The hypothesis of this thesis is to investigate a functional role for HOXC11 in an endocrine resistant breast cancer phenotype. It will investigate how this developmental transcription factor evades endocrine therapies in order to promote malignant transformation and it will explore the relationship between HOXC11 and ERa and the significance of this relationship at a clinical level.
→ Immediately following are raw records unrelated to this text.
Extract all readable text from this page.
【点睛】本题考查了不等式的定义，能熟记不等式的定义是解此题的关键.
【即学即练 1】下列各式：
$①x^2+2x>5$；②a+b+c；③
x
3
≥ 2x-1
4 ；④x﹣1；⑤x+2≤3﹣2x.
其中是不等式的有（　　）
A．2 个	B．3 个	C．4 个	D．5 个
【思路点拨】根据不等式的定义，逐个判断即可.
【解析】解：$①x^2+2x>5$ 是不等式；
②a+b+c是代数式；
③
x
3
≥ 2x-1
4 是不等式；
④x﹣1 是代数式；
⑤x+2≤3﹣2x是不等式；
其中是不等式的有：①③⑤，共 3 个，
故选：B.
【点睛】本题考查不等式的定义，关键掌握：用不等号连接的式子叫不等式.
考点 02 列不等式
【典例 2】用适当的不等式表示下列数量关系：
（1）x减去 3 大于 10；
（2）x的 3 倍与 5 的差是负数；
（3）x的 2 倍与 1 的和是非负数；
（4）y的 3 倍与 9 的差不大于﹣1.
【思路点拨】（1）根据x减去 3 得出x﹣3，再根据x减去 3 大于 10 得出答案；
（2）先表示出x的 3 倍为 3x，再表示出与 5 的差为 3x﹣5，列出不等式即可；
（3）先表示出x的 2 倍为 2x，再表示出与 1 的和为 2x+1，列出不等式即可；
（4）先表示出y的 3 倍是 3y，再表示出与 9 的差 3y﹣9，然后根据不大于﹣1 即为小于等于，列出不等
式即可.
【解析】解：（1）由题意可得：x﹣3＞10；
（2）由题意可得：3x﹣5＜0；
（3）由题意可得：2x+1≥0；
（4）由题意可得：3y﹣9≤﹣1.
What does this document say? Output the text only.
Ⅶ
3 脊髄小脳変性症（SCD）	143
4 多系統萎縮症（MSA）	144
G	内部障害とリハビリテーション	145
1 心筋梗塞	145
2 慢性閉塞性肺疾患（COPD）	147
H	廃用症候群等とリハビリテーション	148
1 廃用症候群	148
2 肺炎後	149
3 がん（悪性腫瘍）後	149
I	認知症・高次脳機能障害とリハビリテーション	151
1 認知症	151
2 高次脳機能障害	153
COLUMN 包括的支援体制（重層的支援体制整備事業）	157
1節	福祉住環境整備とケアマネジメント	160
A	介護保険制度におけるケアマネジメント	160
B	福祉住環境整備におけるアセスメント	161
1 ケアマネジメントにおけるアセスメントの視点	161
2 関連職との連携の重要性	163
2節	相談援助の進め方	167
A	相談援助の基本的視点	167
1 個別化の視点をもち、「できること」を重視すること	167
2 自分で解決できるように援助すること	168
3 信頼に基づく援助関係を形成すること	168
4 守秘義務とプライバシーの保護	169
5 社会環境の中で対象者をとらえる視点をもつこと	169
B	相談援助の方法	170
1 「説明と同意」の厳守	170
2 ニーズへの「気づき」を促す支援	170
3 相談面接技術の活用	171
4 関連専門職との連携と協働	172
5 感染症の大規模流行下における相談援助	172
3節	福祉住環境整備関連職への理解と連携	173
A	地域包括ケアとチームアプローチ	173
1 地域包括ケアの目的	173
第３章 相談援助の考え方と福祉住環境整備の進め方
Aberrant expression of HOXC11 we found confers a malignant phenotype similar to that of the known LY2 tamoxifen resistant cells. We found MCF7 endocrine sensitive breast cancer cells with overexpressed HOXC11 displayed a loss of differentiation and cellular polarity. HOXC11 alone induces proliferation, cell motility and anchorage independence. We observed a novel relationship between HOXC11 and the estrogen receptor alpha (ERa) and found that ERa could tame the aggressive malignant transformations induced by HOXC11. We observed that HOXC11 overexpression downregulates transcriptional regulation of ERa and propose a mechanism of epigenetic regulation in which HOXC11 may be silencing ERa activity. S100P a secreted protein and known HOXC11 target gene was also found to be a target of ERa and we observed HOXC11 and ERa compete for the regulation of S100P depending on the cellular microenvironment.
HOXC11 can mediate malignant transformation and ERa in part can compete with HOXC11 to tame this aggressive phenotype. Tumour transformation is due in part to the altered therapeutic target. At a clinical level this is of significance as we have opened up new avenues in which resistant tumours could be targeted with alternative drug therapies.